No es éste el concepto cristiano de héroe. La Iglesia lo toma análogamente, entendiéndolo por tanto de otra forma: para la Iglesia las virtudes heroicas son aquellas que están totalmente movidas por el Espíritu Santo. El cristiano que llega a la vida heroica es aquel que interiormente, libremente, conscientemente, personalmente está movido por el Espíritu Santo. Tal vez eso no se traduzca en hazañas asombrosas externamente, en realizaciones extraordinarias, porque lo que califica la heroicidad de las virtudes es esta moción del Espíritu Santo. Esto no es que esté al alcance de todos en el sentido que todos podamos lograrlo; está al alcance de todos porque es el don que Dios quiere concedernos a todos. Porque es un don, acción divina y no logro humano. Por ilustrarlo con una expresión suya referida directamente al perdón, cuando hablaba de él utilizaba con frecuencia un modo de hablar que a quien se lo escuchaba por primera vez le resultaba chocante, sobre todo al escuchar la primera parte de la frase; don José decía: “Del pecado no hay salida”; entonces uno se quedaba extrañado: ¿cómo no va a haber salida del pecado? Y don José añadía: “Hay sacada”.
INICIATIVA DIVINA
Del pecado no hay “salida” sino “sacada”; del pecado no salimos sino que somos sacados por Dios. Del mismo modo, a la santidad no llegamos sino que somos llevados; a la heroicidad de las virtudes no llegamos, no logramos llegar con nuestras fuerzas, sino que somos conducidos y llevados a ella por pura acción de Dios, por puro don de Dios.
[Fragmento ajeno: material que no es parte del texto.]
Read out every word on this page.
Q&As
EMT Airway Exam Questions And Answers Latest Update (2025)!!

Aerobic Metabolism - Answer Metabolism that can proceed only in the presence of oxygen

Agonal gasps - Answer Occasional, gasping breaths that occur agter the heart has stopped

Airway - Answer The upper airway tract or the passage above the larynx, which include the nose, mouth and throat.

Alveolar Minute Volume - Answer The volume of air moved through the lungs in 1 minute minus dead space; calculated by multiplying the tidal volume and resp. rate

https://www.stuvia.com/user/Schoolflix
Esto significa, en segundo lugar, la primacía en la vida cristiana, y en la vivencia de las virtudes, de la iniciativa de Dios, la iniciativa de la gracia. Las virtudes cristianas son consideradas como virtudes infusas, no adquiridas; para don José “infusas” significaba no solamente que nos son dadas por Dios en un primer momento, que son infundidas por la gracia de Dios normalmente en el momento de nuestro bautismo, sino que nos son mantenidas por Dios, nos son comunicadas continuamente por Dios. No es que Él nos las dio y somos nosotros quienes las conservamos, sino que Él nos las tiene que estar –y así lo hace– comunicando continuamente.